Nobody Plans to be a Bridezilla
As a bride, you have a million decisions to make, and hundreds of emails and questions to field during what ought to be a blissful season of engagement. I know from experience, that it is all too easy to get wrapped up in sweating the small stuff (and the big stuff). We wind up so anxious over getting all the details right, that we forget to actually enjoy the process.
By the time the wedding date finally rolls around, all that pent up stress leads to at least one meltdown. Some of us go full-cataclysmic bridezilla. I know, because I hit that breaking point, even though I was SURE I would be the most chill bride ever.

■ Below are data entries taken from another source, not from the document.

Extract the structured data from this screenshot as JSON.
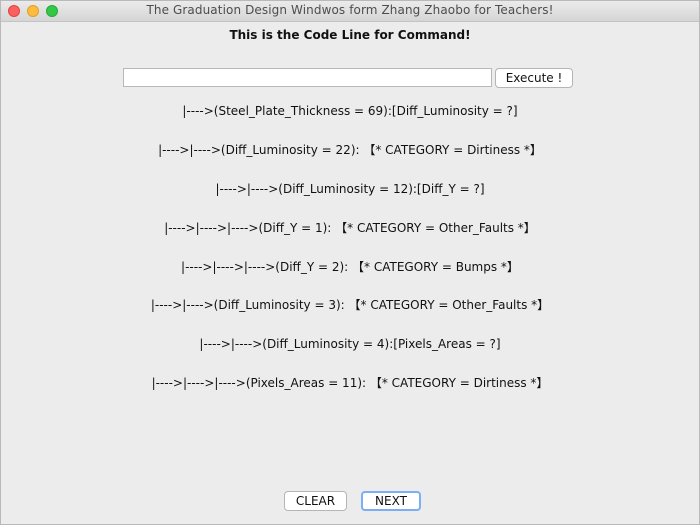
{
  "window": {
    "title": "The Graduation Design Windwos form Zhang Zhaobo for Teachers!"
  },
  "heading": "This is the Code Line for Command!",
  "command": {
    "value": "",
    "execute_label": "Execute !"
  },
  "rules": [
    "|---->(Steel_Plate_Thickness = 69):[Diff_Luminosity = ?]",
    "|---->|---->(Diff_Luminosity = 22): 【* CATEGORY = Dirtiness *】",
    "|---->|---->(Diff_Luminosity = 12):[Diff_Y = ?]",
    "|---->|---->|---->(Diff_Y = 1): 【* CATEGORY = Other_Faults *】",
    "|---->|---->|---->(Diff_Y = 2): 【* CATEGORY = Bumps *】",
    "|---->|---->(Diff_Luminosity = 3): 【* CATEGORY = Other_Faults *】",
    "|---->|---->(Diff_Luminosity = 4):[Pixels_Areas = ?]",
    "|---->|---->|---->(Pixels_Areas = 11): 【* CATEGORY = Dirtiness *】"
  ],
  "footer": {
    "clear_label": "CLEAR",
    "next_label": "NEXT"
  }
}
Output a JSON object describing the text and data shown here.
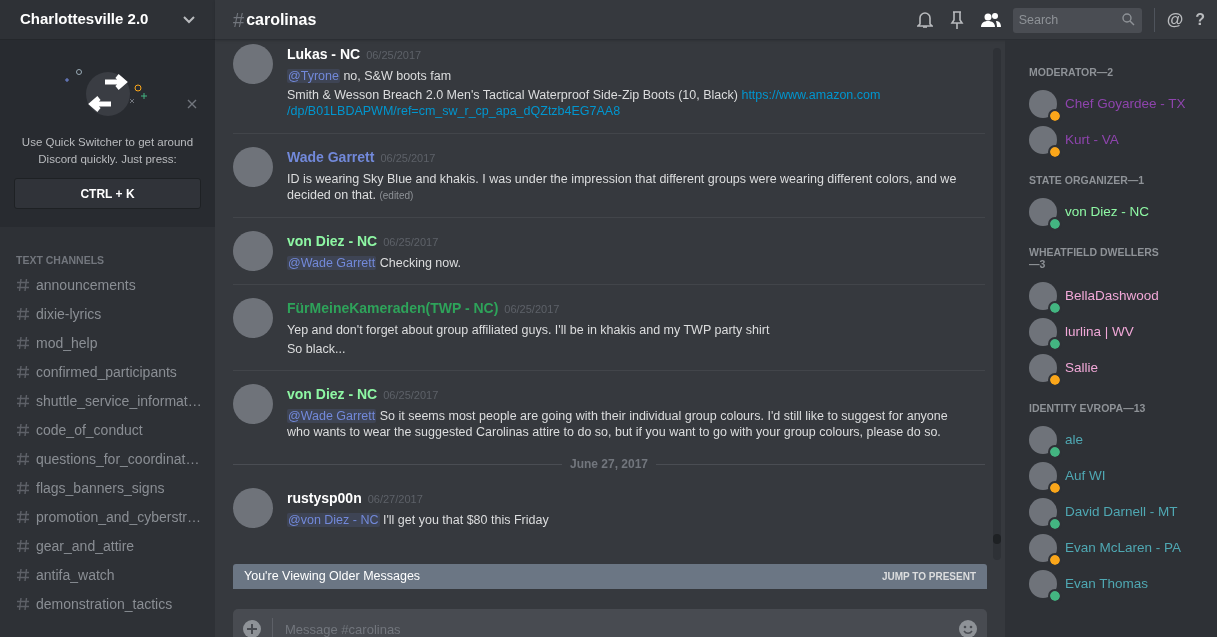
{
  "server": {
    "name": "Charlottesville 2.0"
  },
  "quick_switcher": {
    "text": "Use Quick Switcher to get around Discord quickly. Just press:",
    "shortcut": "CTRL + K"
  },
  "channels": {
    "heading": "TEXT CHANNELS",
    "items": [
      {
        "name": "announcements",
        "selected": false
      },
      {
        "name": "dixie-lyrics",
        "selected": false
      },
      {
        "name": "mod_help",
        "selected": false
      },
      {
        "name": "confirmed_participants",
        "selected": false
      },
      {
        "name": "shuttle_service_informat…",
        "selected": false
      },
      {
        "name": "code_of_conduct",
        "selected": false
      },
      {
        "name": "questions_for_coordinat…",
        "selected": false
      },
      {
        "name": "flags_banners_signs",
        "selected": false
      },
      {
        "name": "promotion_and_cyberstr…",
        "selected": false
      },
      {
        "name": "gear_and_attire",
        "selected": false
      },
      {
        "name": "antifa_watch",
        "selected": false
      },
      {
        "name": "demonstration_tactics",
        "selected": false
      }
    ]
  },
  "header": {
    "hash": "#",
    "channel": "carolinas",
    "search_placeholder": "Search",
    "at": "@",
    "help": "?"
  },
  "messages": [
    {
      "kind": "message",
      "author": "Lukas - NC",
      "color": "#ffffff",
      "time": "06/25/2017",
      "lines": [
        [
          {
            "kind": "mention",
            "text": "@Tyrone"
          },
          {
            "kind": "text",
            "text": " no, S&W boots fam"
          }
        ],
        [
          {
            "kind": "text",
            "text": "Smith & Wesson Breach 2.0 Men's Tactical Waterproof Side-Zip Boots (10, Black) "
          },
          {
            "kind": "link",
            "text": "https://www.amazon.com"
          },
          {
            "kind": "link",
            "text": "/dp/B01LBDAPWM/ref=cm_sw_r_cp_apa_dQZtzb4EG7AA8"
          }
        ]
      ]
    },
    {
      "kind": "message",
      "author": "Wade Garrett",
      "color": "#7289da",
      "time": "06/25/2017",
      "lines": [
        [
          {
            "kind": "text",
            "text": "ID is wearing Sky Blue and khakis. I was under the impression that different groups were wearing different colors, and we decided on that. "
          },
          {
            "kind": "edited",
            "text": "(edited)"
          }
        ]
      ]
    },
    {
      "kind": "message",
      "author": "von Diez - NC",
      "color": "#8ef7a4",
      "time": "06/25/2017",
      "lines": [
        [
          {
            "kind": "mention",
            "text": "@Wade Garrett"
          },
          {
            "kind": "text",
            "text": " Checking now."
          }
        ]
      ]
    },
    {
      "kind": "message",
      "author": "FürMeineKameraden(TWP - NC)",
      "color": "#2ea35a",
      "time": "06/25/2017",
      "lines": [
        [
          {
            "kind": "text",
            "text": "Yep and don't forget about group affiliated guys. I'll be in khakis and my TWP party shirt"
          }
        ],
        [
          {
            "kind": "text",
            "text": "So black..."
          }
        ]
      ]
    },
    {
      "kind": "message",
      "author": "von Diez - NC",
      "color": "#8ef7a4",
      "time": "06/25/2017",
      "lines": [
        [
          {
            "kind": "mention",
            "text": "@Wade Garrett"
          },
          {
            "kind": "text",
            "text": " So it seems most people are going with their individual group colours. I'd still like to suggest for anyone who wants to wear the suggested Carolinas attire to do so, but if you want to go with your group colours, please do so."
          }
        ]
      ]
    },
    {
      "kind": "date",
      "text": "June 27, 2017"
    },
    {
      "kind": "message",
      "author": "rustysp00n",
      "color": "#ffffff",
      "time": "06/27/2017",
      "lines": [
        [
          {
            "kind": "mention",
            "text": "@von Diez - NC"
          },
          {
            "kind": "text",
            "text": " I'll get you that $80 this Friday"
          }
        ]
      ]
    }
  ],
  "older_bar": {
    "text": "You're Viewing Older Messages",
    "action": "JUMP TO PRESENT"
  },
  "composer": {
    "placeholder": "Message #carolinas"
  },
  "members": [
    {
      "heading": "MODERATOR—2",
      "color": "#8e44ad",
      "people": [
        {
          "name": "Chef Goyardee - TX",
          "color": "#faa61a"
        },
        {
          "name": "Kurt - VA",
          "color": "#faa61a"
        }
      ]
    },
    {
      "heading": "STATE ORGANIZER—1",
      "color": "#8ef7a4",
      "people": [
        {
          "name": "von Diez - NC",
          "color": "#43b581"
        }
      ]
    },
    {
      "heading": "WHEATFIELD DWELLERS—3",
      "color": "#f1a8d8",
      "people": [
        {
          "name": "BellaDashwood",
          "color": "#43b581"
        },
        {
          "name": "lurlina | WV",
          "color": "#43b581"
        },
        {
          "name": "Sallie",
          "color": "#faa61a"
        }
      ]
    },
    {
      "heading": "IDENTITY EVROPA—13",
      "color": "#4fa8b3",
      "people": [
        {
          "name": "ale",
          "color": "#43b581"
        },
        {
          "name": "Auf WI",
          "color": "#faa61a"
        },
        {
          "name": "David Darnell - MT",
          "color": "#43b581"
        },
        {
          "name": "Evan McLaren - PA",
          "color": "#faa61a"
        },
        {
          "name": "Evan Thomas",
          "color": "#43b581"
        }
      ]
    }
  ]
}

Ordering our best friends around like dictators, getting into petty fights, or shedding tears over a teeny tiny popped button, are not the wedding memories any of us dream of. So how to avoid the trauma? TAKE A STEP BACK. Make time for the bubble bath, the massage, the Netflix night - believe me, you need to make time for self care during wedding planning. Your wedding will not fall apart if you wait a day to respond to the email from the caterer. And believe me, some self care during wedding planning life will go a long way.
How to actually hit the relax button
I know, I know, easier said than done. So let me break the nice idea of self care during wedding planning down into some actual actionable steps for you.
1. Designate one day off a week
Pick a day of the week, your favorite day of the week. For the length of your engagement, no wedding planning is allowed on that day. I mean it; do not open your email, and no browsing Pinterest or updating spreadsheets. Use your day off to do things that make you happy. Plan a regular date night with your fiancé, read the book you've been meaning to get to, catch up on episodes of This is Us. Whatever it is you do, let your mind have a little break.
2. Give yourself a wedding planning deadline
This one will be the toughest, and it might stress you out to even think about, but hear me out. At a certain point, making one more photo backdrop or fine-tuning your frosting choice needs to not matter. You WILL NOT enjoy your wedding week if you stay up 'till 1 am every night of it perfecting final touches. Decide now, at what point you need to put down the projects and just enjoy yourself. I HIGHLY recommend giving yourself, at the very least, the last two weeks before your wedding date. Yes, it might mean a few of your ideas don't get actualized, but it will also mean you get to be present during the most exciting weeks of your life.
3. Take a freaking bubble bath
I'm so serious. I recommend more than one, but FOR SURE schedule a solid two hours to yourself two nights before your wedding. I'm almost certain there's scientific data out there to back me up, but nothing de-stresses like soaking with a bath bomb, a glass of wine, and candlelight.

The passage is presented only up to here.